Я с виноватым видом кивнула. Шеф смотрел в точку.

— Вы хотите и по исчезновению трупа поработать?

— Владимир Иванович, ведь понятно, что это взаимосвязано. Если бы труп был чистым, никто не стал бы его красть из морга.

— Раз вас это задело за живое, — думаю, лучше вас никто не справится. С Буниным я договорюсь, он только рад будет, что мы за них поработаем. А город можно и не ставить в известность. Да вот как у вас с нагрузкой? Потянете?

— У меня убийство Петренко, убийство Горностаевой, но оно на выходе: ознакомлю злодея с делом — ив суд. Бандитизм, две взятки, ну там еще по мелочам. Если что, мы с Горчаковым договоримся, он поможет.

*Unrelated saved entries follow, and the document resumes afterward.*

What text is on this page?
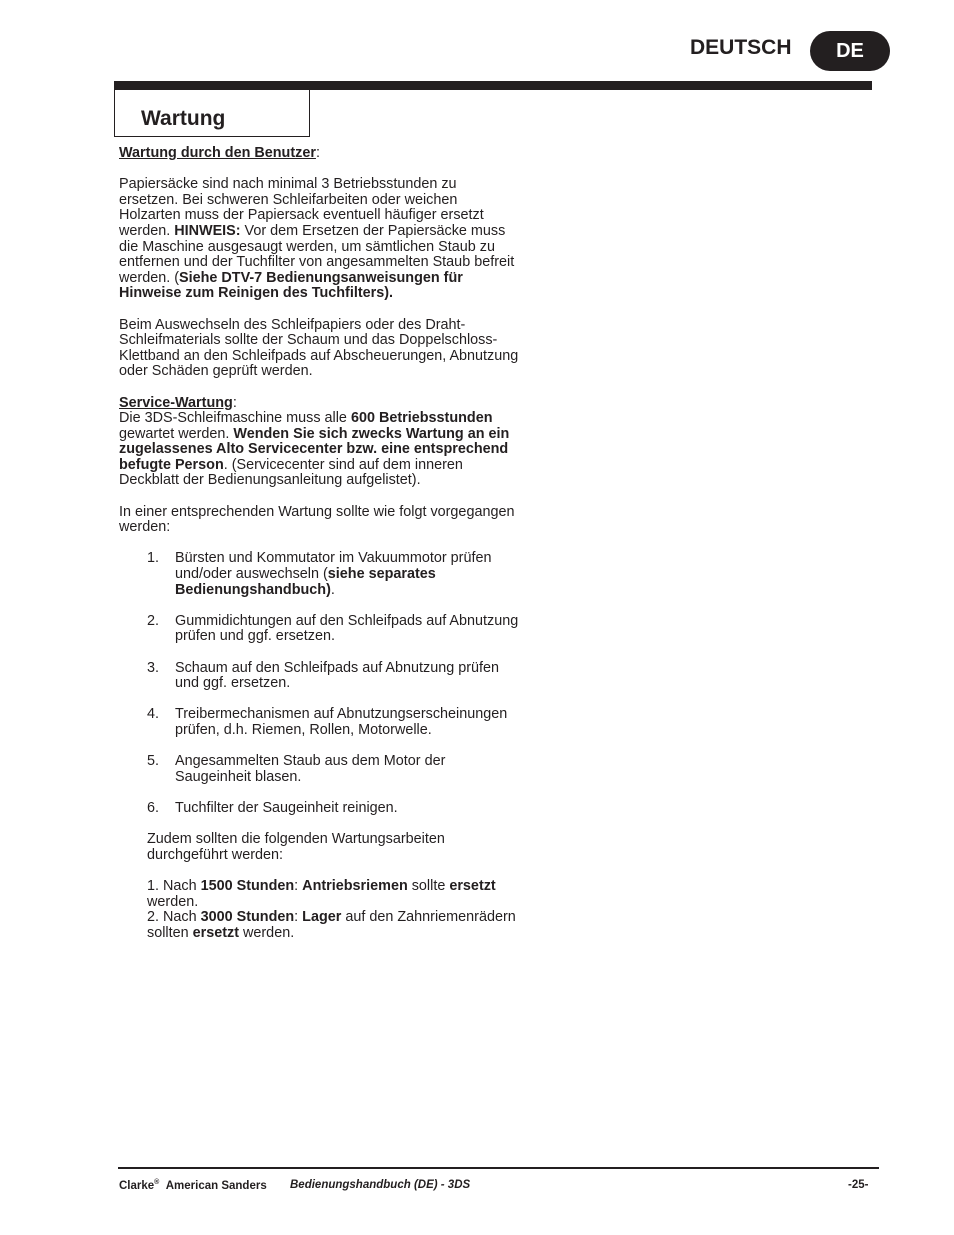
DEUTSCH	DE
Wartung

Wartung durch den Benutzer:

Papiersäcke sind nach minimal 3 Betriebsstunden zu ersetzen. Bei schweren Schleifarbeiten oder weichen Holzarten muss der Papiersack eventuell häufiger ersetzt werden. HINWEIS: Vor dem Ersetzen der Papiersäcke muss die Maschine ausgesaugt werden, um sämtlichen Staub zu entfernen und der Tuchfilter von angesammelten Staub befreit werden. (Siehe DTV-7 Bedienungsanweisungen für Hinweise zum Reinigen des Tuchfilters).

Beim Auswechseln des Schleifpapiers oder des Draht-Schleifmaterials sollte der Schaum und das Doppelschloss-Klettband an den Schleifpads auf Abscheuerungen, Abnutzung oder Schäden geprüft werden.

Service-Wartung:
Die 3DS-Schleifmaschine muss alle 600 Betriebsstunden gewartet werden. Wenden Sie sich zwecks Wartung an ein zugelassenes Alto Servicecenter bzw. eine entsprechend befugte Person. (Servicecenter sind auf dem inneren Deckblatt der Bedienungsanleitung aufgelistet).

In einer entsprechenden Wartung sollte wie folgt vorgegangen werden:

1. Bürsten und Kommutator im Vakuummotor prüfen und/oder auswechseln (siehe separates Bedienungshandbuch).
2. Gummidichtungen auf den Schleifpads auf Abnutzung prüfen und ggf. ersetzen.
3. Schaum auf den Schleifpads auf Abnutzung prüfen und ggf. ersetzen.
4. Treibermechanismen auf Abnutzungserscheinungen prüfen, d.h. Riemen, Rollen, Motorwelle.
5. Angesammelten Staub aus dem Motor der Saugeinheit blasen.
6. Tuchfilter der Saugeinheit reinigen.

Zudem sollten die folgenden Wartungsarbeiten durchgeführt werden:

1. Nach 1500 Stunden: Antriebsriemen sollte ersetzt werden.
2. Nach 3000 Stunden: Lager auf den Zahnriemenrädern sollten ersetzt werden.

Clarke® American Sanders Bedienungshandbuch (DE) - 3DS	-25-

— Ну ладно; да и вообще, с понедельника всем полегче будет, нам отдел кадров прислал нового следователя на место Стаса Ковальченко.

— А кого, Владимир Иванович?

— Филонова. Слышали что-нибудь про него?

— Он раньше в области работал?

— Да-да, кадры говорят, что человек с опытом, не мальчик.

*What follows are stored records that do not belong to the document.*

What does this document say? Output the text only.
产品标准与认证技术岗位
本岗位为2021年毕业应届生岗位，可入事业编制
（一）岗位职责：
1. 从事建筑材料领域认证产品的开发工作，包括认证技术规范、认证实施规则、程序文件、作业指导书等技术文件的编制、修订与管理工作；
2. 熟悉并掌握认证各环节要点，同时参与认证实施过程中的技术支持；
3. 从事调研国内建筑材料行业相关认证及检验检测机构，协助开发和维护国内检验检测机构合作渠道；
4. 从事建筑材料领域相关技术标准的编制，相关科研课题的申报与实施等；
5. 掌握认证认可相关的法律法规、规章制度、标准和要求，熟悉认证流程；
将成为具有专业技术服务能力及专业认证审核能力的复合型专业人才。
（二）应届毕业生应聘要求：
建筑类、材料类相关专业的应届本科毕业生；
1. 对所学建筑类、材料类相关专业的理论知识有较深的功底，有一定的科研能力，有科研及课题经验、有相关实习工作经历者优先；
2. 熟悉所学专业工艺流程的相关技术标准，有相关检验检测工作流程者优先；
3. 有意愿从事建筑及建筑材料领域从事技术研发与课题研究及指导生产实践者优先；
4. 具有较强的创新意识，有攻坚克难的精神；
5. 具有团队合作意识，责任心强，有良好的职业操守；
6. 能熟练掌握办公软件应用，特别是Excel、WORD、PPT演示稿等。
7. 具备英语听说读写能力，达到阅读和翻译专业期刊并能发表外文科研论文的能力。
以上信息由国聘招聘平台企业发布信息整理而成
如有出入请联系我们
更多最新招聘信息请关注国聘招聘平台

Шеф с интересом посмотрел на меня.

— Я, конечно, точно не знаю, — осторожно продолжила я, — но кто-то из областных оперов мне жаловался, что Филонов прикрыл пару очевидных дел. Но вы же знаете, как это субъективно: опер может считать дело очевидным, а с точки зрения следствия — перспектив никаких. Правда, мне жаловались ребята, которые перспективы видят и зря не скажут, но все-таки надо бы выслушать и другую сторону.

Шеф помолчал, потом признался:

— Я тоже не очень хорошие отзывы об этом Филонове слышал, и я бы его не взял, но он пришел уже с приказом. При Асташине, конечно, такого не было, а сейчас новые порядки, районного прокурора и не спрашивают, хочет ли он брать человека или у него свои кадры есть на примете. — Да, плохо дело: раньше шеф никогда не позволял себе обсуждать руководство с подчиненными; похоже, что его уже здорово достал новый прокурор города Дремов. Но ничего удивительного, шеф ведь тоже из асташинской команды, а это уже повод для травли. — Ну, посмотрим; по крайней мере, на первых порах он вас разгрузит, а там видно будет. Как зуб-то, как себя чувствуете?

— По сравнению со старушкой Петренко — прекрасно.

— Как вы меня напугали этим вскрытием! Я ведь уже в таком возрасте, что вы могли остаться без прокурора.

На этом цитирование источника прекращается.